Le lieutenant-général Sergei Sevryukov, commandant des forces russes en Ukraine, a déclaré que les soldats, y compris le commandant adjoint, ont été retrouvés «au cours du déblaiement des décombres des structures en béton armé», selon Interfax.
M. Sevryukov a expliqué que deux missiles ont été interceptés par les forces de défense aérienne, mais que quatre autres, «dotés d’une ogive à fragmentation hautement explosive, ont frappé le bâtiment», provoquant l’effondrement des toits de l’infrastructure.
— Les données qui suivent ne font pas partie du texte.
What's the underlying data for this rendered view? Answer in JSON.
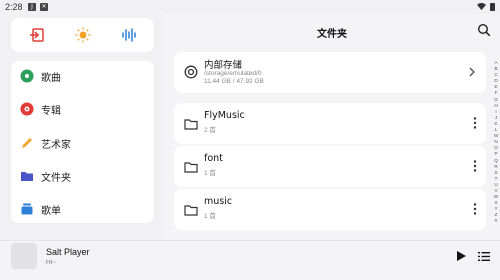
{
  "status": {
    "time": "2:28"
  },
  "sidebar": {
    "quick_icons": [
      "exit-icon",
      "sun-icon",
      "waveform-icon"
    ],
    "items": [
      {
        "label": "歌曲",
        "icon": "disc-icon",
        "color": "#2e9e5b"
      },
      {
        "label": "专辑",
        "icon": "album-icon",
        "color": "#e23b36"
      },
      {
        "label": "艺术家",
        "icon": "pencil-icon",
        "color": "#f2a12a"
      },
      {
        "label": "文件夹",
        "icon": "folder-icon",
        "color": "#4b55c8"
      },
      {
        "label": "歌单",
        "icon": "stack-icon",
        "color": "#2e7fd8"
      }
    ]
  },
  "main": {
    "title": "文件夹",
    "storage": {
      "name": "内部存储",
      "path": "/storage/emulated/0",
      "size": "11.44 GB / 47.92 GB"
    },
    "folders": [
      {
        "name": "FlyMusic",
        "count": "2 首"
      },
      {
        "name": "font",
        "count": "1 首"
      },
      {
        "name": "music",
        "count": "1 首"
      }
    ],
    "alphabet": [
      "A",
      "B",
      "C",
      "D",
      "E",
      "F",
      "G",
      "H",
      "I",
      "J",
      "K",
      "L",
      "M",
      "N",
      "O",
      "P",
      "Q",
      "R",
      "S",
      "T",
      "U",
      "V",
      "W",
      "X",
      "Y",
      "Z",
      "#"
    ]
  },
  "player": {
    "song": "Salt Player",
    "artist": "Hi~"
  },
  "colors": {
    "accent_red": "#e23b36",
    "accent_orange": "#f2a12a",
    "accent_blue": "#2e7fd8"
  }
}
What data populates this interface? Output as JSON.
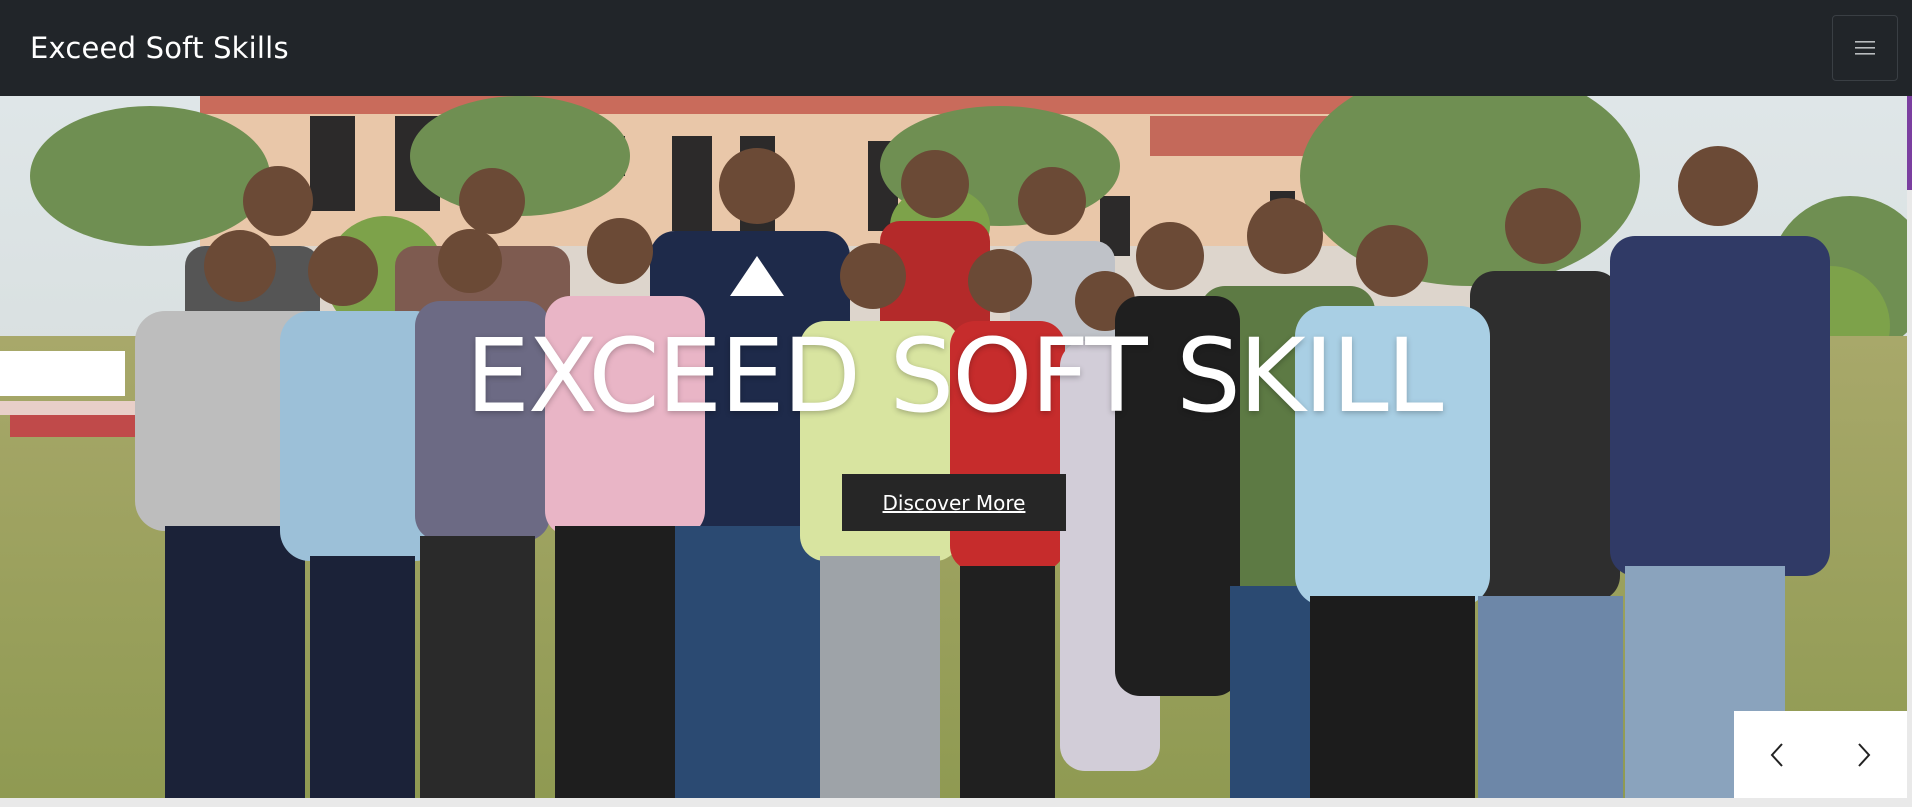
{
  "navbar": {
    "brand": "Exceed Soft Skills",
    "toggler_icon": "hamburger-menu-icon",
    "background": "#212529"
  },
  "hero": {
    "title": "EXCEED SOFT SKILL",
    "cta_label": "Discover More",
    "photo_description_icon": "group-photo",
    "prev_icon": "chevron-left-icon",
    "next_icon": "chevron-right-icon"
  },
  "colors": {
    "accent": "#7b3fa0",
    "button_bg": "#262626",
    "text_light": "#ffffff"
  }
}
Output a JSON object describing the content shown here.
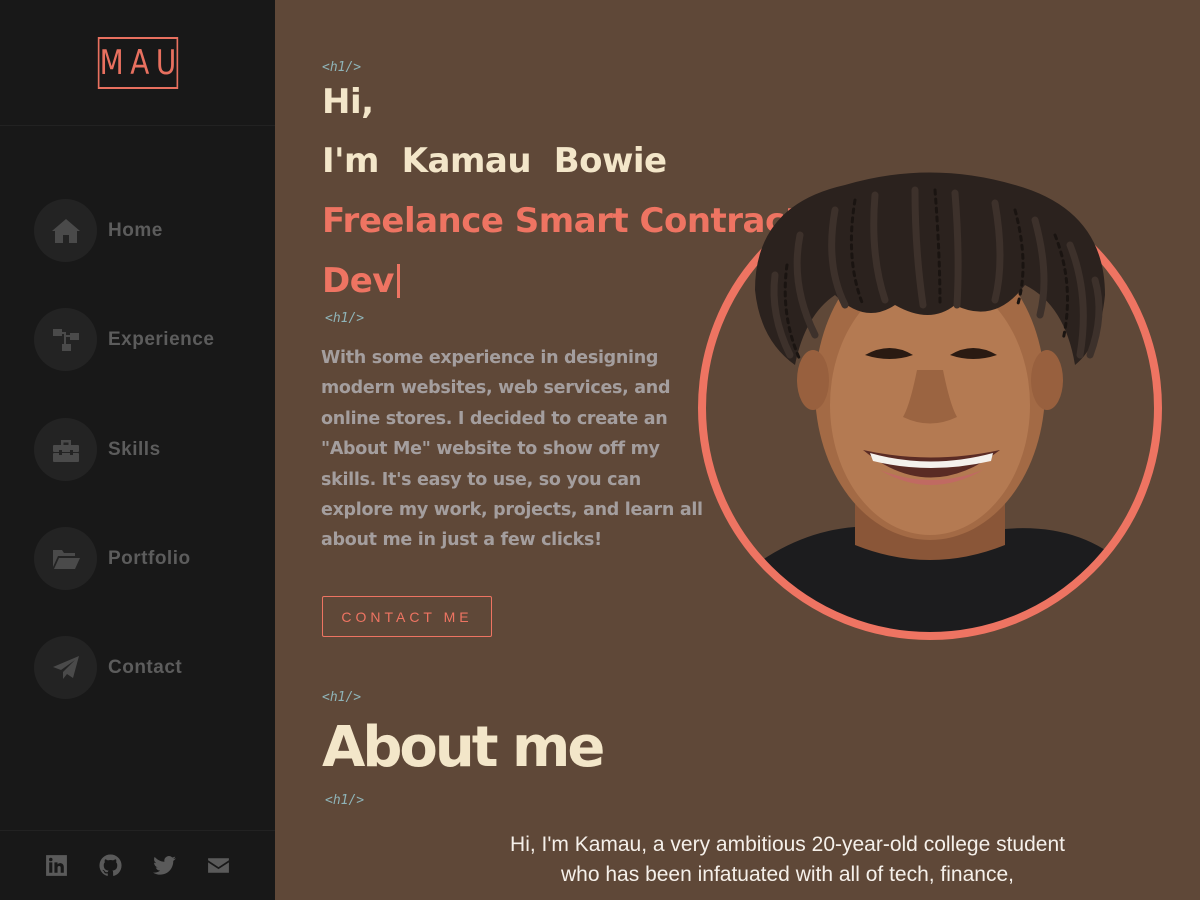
{
  "sidebar": {
    "logo": "MAU",
    "nav": [
      {
        "label": "Home",
        "icon": "home-icon"
      },
      {
        "label": "Experience",
        "icon": "sitemap-icon"
      },
      {
        "label": "Skills",
        "icon": "toolbox-icon"
      },
      {
        "label": "Portfolio",
        "icon": "folder-open-icon"
      },
      {
        "label": "Contact",
        "icon": "paper-plane-icon"
      }
    ],
    "social": [
      "linkedin-icon",
      "github-icon",
      "twitter-icon",
      "envelope-icon"
    ]
  },
  "hero": {
    "tag_open": "<h1/>",
    "greeting": "Hi,",
    "name_line": "I'm  Kamau  Bowie",
    "role_line1": "Freelance Smart Contract",
    "role_line2": "Dev",
    "tag_close": "<h1/>",
    "intro": "With some experience in designing modern websites, web services, and online stores. I decided to create an \"About Me\" website to show off my skills. It's easy to use, so you can explore my work, projects, and learn all about me in just a few clicks!",
    "contact_button": "CONTACT ME"
  },
  "about": {
    "tag_open": "<h1/>",
    "title": "About me",
    "tag_close": "<h1/>",
    "text": "Hi, I'm Kamau, a very ambitious 20-year-old college student who has been infatuated with all of tech, finance,"
  },
  "colors": {
    "sidebar_bg": "#181818",
    "main_bg": "#5f4838",
    "accent": "#ee7462",
    "heading": "#f3e6c9",
    "muted": "#a49e9e",
    "code_tag": "#8fb4b8"
  }
}
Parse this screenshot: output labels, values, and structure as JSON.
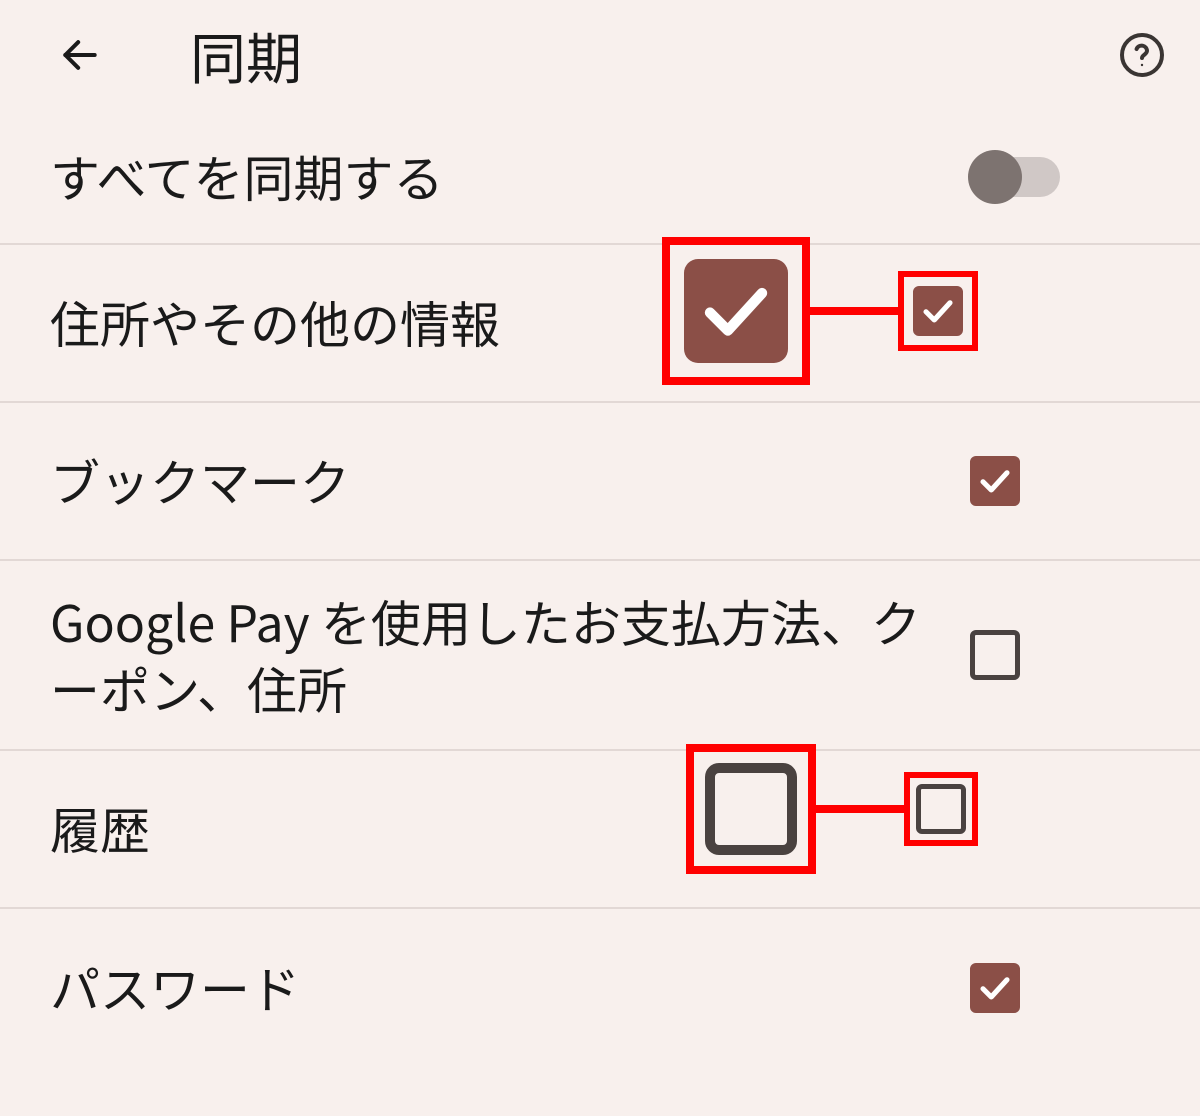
{
  "header": {
    "title": "同期"
  },
  "toggle_row": {
    "label": "すべてを同期する",
    "state": "off"
  },
  "items": [
    {
      "label": "住所やその他の情報",
      "checked": true,
      "annotated": true
    },
    {
      "label": "ブックマーク",
      "checked": true,
      "annotated": false
    },
    {
      "label": "Google Pay を使用したお支払方法、クーポン、住所",
      "checked": false,
      "annotated": false
    },
    {
      "label": "履歴",
      "checked": false,
      "annotated": true
    },
    {
      "label": "パスワード",
      "checked": true,
      "annotated": false
    }
  ],
  "colors": {
    "background": "#f8f0ed",
    "checkbox_checked": "#8b4f47",
    "annotation": "#ff0000"
  }
}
Le commandant a expliqué, selon les enquêtes préliminaires, qu'»il est clair que la raison principale de ce qui s’est passé est l’utilisation massive par le personnel de téléphones portables à portée d’armes ennemies», une mesure qui n’est pas autorisée par l’armée.
Toutefois, le responsable russe a ajouté que ses troupes ont ensuite détruit l’installation ukrainienne d’où les roquettes ont été lancées à Makivka, Donetsk, éliminant des armes et plus de deux cents militaires.
L’Ukraine a attaqué cet endroit la veille du Nouvel An, le 1er janvier à 00h01 heure de Moscou, affirmant avoir «tué ou blessé» des centaines de militaires russes.
Donetsk est, avec Louhansk, l’épicentre d’un conflit depuis 2014, qui s’est étendu à tout le pays après que le président russe Vladimir Poutine a ordonné une offensive militaire contre l’Ukraine. Poutine a annoncé en septembre l’annexion de Donetsk, Lugansk, Kherson et Zaporiyia, toutes ces villes ayant été partiellement occupées dans le cadre de l’invasion.